Social Investing Expands Reach of Philanthropy
Casey has long worked to empower families and create economic opportunity in a struggling Oakland, California neighborhood, but in 2005, it started using an additional philanthropic tool—by making a social investment as well as grants to further its mission.
With affordable housing a key challenge in the Oakland neighborhood, Casey’s $2 million program related investment (PRI) and $250,000 grant to the nonprofit Northern California Community Loan Fund were earmarked to finance 300 housing units that low-income families could afford to rent.
“Increasing the inventory of affordable housing is an essential component of the Foundation’s efforts to create opportunities for families in Oakland’s Lower San Antonio neighborhood,” explains Christa Velasquez, Casey’s director of social investments.
Designed to provide a societal or mission-related return as well as a financial return, social investments include two types: PRIs and mission-related deposits. PRIs are generally below-market rate loans, loan guarantees, or equity investments that support charitable purposes aligned with a foundation’s mission. Mission-related deposits— typically structured as market rate insured certificates of deposit or share certificates—are made to financial institutions.
Under Doug Nelson’s leadership, Casey has boosted social investing externally and internally, says Sharon B. King, president of the F.B. Heron Foundation in New York. “Doug has been enormously helpful to the mission investing movement,” says King. “He took on a very public role in presenting the rationale for mission investing—and he took Casey beyond talk to tangible.”
In 2007, Casey joined with Heron and Meyer Memorial Trust, of Oregon, to launch the More for Mission Campaign, which challenged foundations to increase “social investing” by $10 billion within five years.
Casey also helped build the field by co-founding the PRI Makers Network, an affinity group of foundations that make social investments. And Casey, along with Meyer and Heron, provided support when a leading investment consultant to foundations— Boston-based Cambridge Associates—created a mission-related investing group in 2007.
Internally, Casey’s allocation of the endowment for social investing has grown from $20 million in 1998 to $125 million in February 2010. Casey developed an expert in-house social investing team and to date has invested $64 million.

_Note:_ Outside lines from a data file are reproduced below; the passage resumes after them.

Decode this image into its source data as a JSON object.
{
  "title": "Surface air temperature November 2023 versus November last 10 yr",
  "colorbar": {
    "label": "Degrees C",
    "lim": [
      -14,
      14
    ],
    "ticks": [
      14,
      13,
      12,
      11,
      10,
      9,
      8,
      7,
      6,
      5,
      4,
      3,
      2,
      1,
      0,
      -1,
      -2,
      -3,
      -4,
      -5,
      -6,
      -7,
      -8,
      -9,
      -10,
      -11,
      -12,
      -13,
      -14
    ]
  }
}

“Doug emphasizes that we use our social investments to make markets work,” says Velasquez. “We often go in and either fill the gap by providing the last piece of financing needed to make something happen or sometimes we’re the very first ones, providing credibility, kind of like the Good Housekeeping Seal of Approval. Or we’ll finance a project and hope that if it proves successful, our funds will eventually be replaced by the traditional capital markets.”
Nelson’s passionate advocacy of social investing as a way for foundations to spend more of their wealth to do good and to encourage private markets to do good has encouraged more foundations to take some risk, by marrying investments with grants.
“Doug has always recognized the limitations of philanthropy, that its resources are finite, and that if we really want to be a game changer, we have to leverage more sources of capital from the markets themselves,” says Gary Hattem, chair of the board of Living Cities, a philanthropic collaborative that includes Casey.
For Meyer Memorial Trust, a 2006 speech by Doug Nelson at the PRI Makers Network’s first conference, urging foundations to not only spend more of their assets but to spend differently, was a turning point.
“I remember being struck by his clear commitment to going well beyond traditional grant making and utilizing all assets of the foundation to the greatest extent possible,” recalls Douglas Stamm, Meyer’s chief executive officer. “It had a significant impact on me and my trustees in the audience as well as on other foundations.
“I give Doug, personally, and the Foundation, within the industry, tremendous credit for moving mission related investing—which is all about having greater impact in what we do—from a very nascent stage just a few years ago to the mainstream,” says Stamm. “It is now one of the most consequential topics in the field.”